Страстно увлекшись салсой, Данни поехал на Кубу с танцевальным клубом и привез оттуда прелестную, как черная пантера, невесту Анну-Марию. Тетушка Луиза выглядела на их свадьбе совершенно счастливой и, ненавязчиво, начала учить невестку английскому, как когда-то и меня. Метафора Британии – свекрови с иностранками-невестками? Мы с Анной-Марией сразу поняли друг друга, имея в анамнезе советский и кубинский социализм, давно дружим домами, танцуем салсу и говорим то по-русски (им преподавали его в школе), то по-испански. Дочери наши выросли совершенными британками. А более теплых отношений между свекровью и невесткой, чем у тетушки Луизы и Анны-Марии, я не встречала.
…—Если вы хотели бы повидать маму, прежде чем…перед тем, как…поторопитесь, - сказал Данни вчера совершенно упавшим голосом, - У нее собирается вода в легких и в ногах, не успевают откачивать. От больницы мама наотрез отказалась. Наотрез. У нее 24-часовой уход и ежедневно ходит медсестра.
Мы тут же прыгнули в машину.
Каждый год мы получали от тетушки Луизы рождественскую открытку. Получили и на этот раз. Твердый почерк. По телефону голос ее звучал надтреснуто, но бодро. Она благодарила за подарок – рождественский букет и корзинку с ее любимыми сырами.
И вот, две недели спустя, когда мы вернулись из поездки по Испании, этот звонок…
В кресле сидела иссохшая тень тетушки Луизы. Она сидела и смотрела на камин в «столовой для завтрака», словно там показывали нечто видимое только ей. Было жарко натоплено, в доме чисто, рядом с ней за столом стояли чай, суп, лекарства. Медленно переведя на нас взгляд, она улыбнулась.
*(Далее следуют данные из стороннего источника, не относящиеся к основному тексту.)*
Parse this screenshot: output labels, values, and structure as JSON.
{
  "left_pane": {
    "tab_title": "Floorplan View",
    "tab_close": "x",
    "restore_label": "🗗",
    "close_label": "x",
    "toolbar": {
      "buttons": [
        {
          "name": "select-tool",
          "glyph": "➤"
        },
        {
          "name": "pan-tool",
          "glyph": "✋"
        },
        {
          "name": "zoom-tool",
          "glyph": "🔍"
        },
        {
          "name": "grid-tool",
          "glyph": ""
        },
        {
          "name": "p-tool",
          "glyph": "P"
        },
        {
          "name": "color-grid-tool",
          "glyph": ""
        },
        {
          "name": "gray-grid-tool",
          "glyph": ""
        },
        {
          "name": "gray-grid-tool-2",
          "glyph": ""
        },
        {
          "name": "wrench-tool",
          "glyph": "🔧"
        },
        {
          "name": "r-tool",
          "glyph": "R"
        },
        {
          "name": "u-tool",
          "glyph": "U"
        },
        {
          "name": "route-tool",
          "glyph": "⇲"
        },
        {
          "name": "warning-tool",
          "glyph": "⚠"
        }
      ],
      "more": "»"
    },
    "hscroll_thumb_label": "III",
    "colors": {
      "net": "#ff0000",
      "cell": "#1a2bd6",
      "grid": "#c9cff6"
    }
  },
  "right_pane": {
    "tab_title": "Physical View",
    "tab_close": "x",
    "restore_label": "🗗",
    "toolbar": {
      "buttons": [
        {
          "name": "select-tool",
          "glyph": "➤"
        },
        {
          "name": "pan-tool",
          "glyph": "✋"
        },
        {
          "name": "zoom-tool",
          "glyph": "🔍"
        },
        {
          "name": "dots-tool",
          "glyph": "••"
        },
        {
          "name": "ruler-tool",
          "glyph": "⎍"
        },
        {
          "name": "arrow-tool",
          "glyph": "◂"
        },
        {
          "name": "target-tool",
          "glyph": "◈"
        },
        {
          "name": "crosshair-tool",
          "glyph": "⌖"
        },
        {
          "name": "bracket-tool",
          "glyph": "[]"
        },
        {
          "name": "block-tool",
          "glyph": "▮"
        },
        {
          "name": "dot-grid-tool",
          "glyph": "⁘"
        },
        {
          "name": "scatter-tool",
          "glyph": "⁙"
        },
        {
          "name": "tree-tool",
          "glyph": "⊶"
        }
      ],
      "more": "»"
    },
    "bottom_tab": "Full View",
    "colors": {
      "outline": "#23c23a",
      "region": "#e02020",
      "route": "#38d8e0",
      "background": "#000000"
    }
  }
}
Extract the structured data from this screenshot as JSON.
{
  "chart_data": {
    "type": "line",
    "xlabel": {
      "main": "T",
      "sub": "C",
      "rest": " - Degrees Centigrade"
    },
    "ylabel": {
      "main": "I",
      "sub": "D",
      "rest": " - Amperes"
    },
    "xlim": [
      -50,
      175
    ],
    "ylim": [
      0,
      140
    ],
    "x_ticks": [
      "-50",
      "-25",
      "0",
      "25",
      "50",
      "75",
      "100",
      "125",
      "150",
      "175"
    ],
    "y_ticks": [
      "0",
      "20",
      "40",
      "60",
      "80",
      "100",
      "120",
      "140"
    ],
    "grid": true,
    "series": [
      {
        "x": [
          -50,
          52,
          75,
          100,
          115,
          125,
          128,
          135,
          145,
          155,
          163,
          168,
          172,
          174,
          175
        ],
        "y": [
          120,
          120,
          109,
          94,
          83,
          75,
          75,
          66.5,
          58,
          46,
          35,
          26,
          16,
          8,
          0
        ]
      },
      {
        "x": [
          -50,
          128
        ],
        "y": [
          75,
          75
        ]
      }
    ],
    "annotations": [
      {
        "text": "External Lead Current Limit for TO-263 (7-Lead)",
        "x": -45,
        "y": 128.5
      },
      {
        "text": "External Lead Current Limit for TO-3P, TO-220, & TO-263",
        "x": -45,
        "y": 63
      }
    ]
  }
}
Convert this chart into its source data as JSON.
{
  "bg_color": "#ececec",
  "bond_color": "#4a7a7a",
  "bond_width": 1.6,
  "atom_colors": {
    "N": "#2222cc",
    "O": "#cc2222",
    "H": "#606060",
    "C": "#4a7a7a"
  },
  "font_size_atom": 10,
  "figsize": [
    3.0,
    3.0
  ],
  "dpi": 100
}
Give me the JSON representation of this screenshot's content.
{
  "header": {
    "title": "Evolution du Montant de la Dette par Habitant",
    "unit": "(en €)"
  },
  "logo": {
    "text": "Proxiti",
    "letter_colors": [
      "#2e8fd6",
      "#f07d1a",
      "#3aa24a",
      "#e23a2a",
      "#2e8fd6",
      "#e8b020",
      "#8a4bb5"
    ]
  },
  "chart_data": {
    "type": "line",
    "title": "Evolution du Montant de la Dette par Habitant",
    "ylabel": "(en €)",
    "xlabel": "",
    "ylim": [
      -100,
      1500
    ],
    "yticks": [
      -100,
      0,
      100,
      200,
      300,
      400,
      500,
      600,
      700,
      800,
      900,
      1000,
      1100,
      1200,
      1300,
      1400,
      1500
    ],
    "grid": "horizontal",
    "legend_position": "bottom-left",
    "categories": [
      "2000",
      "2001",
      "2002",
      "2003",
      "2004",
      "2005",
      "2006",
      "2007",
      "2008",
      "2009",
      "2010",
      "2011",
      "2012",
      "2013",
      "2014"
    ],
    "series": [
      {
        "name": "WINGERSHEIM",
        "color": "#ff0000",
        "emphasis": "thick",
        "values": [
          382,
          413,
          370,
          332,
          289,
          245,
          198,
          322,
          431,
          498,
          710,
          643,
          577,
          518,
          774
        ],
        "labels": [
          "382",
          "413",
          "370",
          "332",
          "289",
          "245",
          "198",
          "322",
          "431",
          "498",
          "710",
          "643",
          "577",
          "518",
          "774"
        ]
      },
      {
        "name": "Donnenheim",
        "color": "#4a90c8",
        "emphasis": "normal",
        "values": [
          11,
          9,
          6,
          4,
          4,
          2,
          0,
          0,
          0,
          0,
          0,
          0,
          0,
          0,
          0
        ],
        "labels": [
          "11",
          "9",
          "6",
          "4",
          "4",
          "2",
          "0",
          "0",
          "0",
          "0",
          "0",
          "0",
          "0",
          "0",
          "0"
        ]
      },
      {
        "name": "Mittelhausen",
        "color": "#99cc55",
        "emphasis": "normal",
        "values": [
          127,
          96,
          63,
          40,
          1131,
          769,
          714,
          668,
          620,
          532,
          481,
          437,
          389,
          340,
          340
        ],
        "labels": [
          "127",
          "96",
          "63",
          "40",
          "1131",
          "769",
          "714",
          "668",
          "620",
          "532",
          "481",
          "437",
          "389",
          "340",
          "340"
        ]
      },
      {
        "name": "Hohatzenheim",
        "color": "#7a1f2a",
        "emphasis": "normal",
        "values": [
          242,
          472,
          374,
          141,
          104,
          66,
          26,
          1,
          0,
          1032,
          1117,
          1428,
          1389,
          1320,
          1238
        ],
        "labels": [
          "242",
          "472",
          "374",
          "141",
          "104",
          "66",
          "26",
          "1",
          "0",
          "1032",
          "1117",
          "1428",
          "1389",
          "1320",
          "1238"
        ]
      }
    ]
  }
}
Улыбка была ее, прежней.
—Вода прибывает, помпы не успевают ее откачивать. Я тону, как корабль, - пошутила она.
Она помнила всех и обо всех с интересом (и с трудом) расспрашивала. Черная кошка Сюзи (всех ее кошек так звали) терлась о наши ноги.
—Моя Сюзи обогнала меня в кошачьих годах, - опять пошутила тетушка Луиза – Ей пятнадцать лет, а у кошек каждый год идет за восемь. Пятнадцать умножаем на восемь.
Мы задумались.
Она улыбнулась и быстро ответила:
—Ей 120, а мне всего лишь 97 в мой следующий день рождения.
Она родилась в 1922-м году. В межвоенье.
Боже мой, каким же совершенно другим был тогда мир! Но все же изменилось не все.
Мы заварили чаю, этот вечный английский напиток, сопровождающий каждое рождение и смерть, нарезали торт и стали вспоминать то наше незабываемое лето 1991-го.
Говорить тетушке Луизе было все труднее. С минуты на минуту должны были прийти
Данни с Анной-Марией, медсестра и помощницы по уходу.
Я обняла тетушку Луизу и сказала ей, что благодарна ей за все и очень ее люблю. За этим мы и приехали, совершенно бессильные изменить естественный и вечный ход вещей.
Я улыбалась, хотя слезы душили. Все-таки за 28 лет можно, можно научиться английской сдержанности. Вот для таких случаев.
—Как хорошо, что вы пришли. Проститься. Я прожила хорошую жизнь в этом доме. Долгую и хорошую жизнь. Я совершенно готова.
Брэтт растроганно поцеловал ее.
И мы ушли.
А тетушка Луиза осталась смотреть в камин, в который ее смотрела и ее престарелая кошка Сюзи, словно обе видели в нем что-то невидимое нам.
Человек может быть действительно совершенно внутренне готов к своему уходу. Оказывается, так бывает.
Меня остро пронзило чувство, что уходит не просто тетушка Луиза: уходит безвозвратно старая Англия и самое потрясающее британское поколение.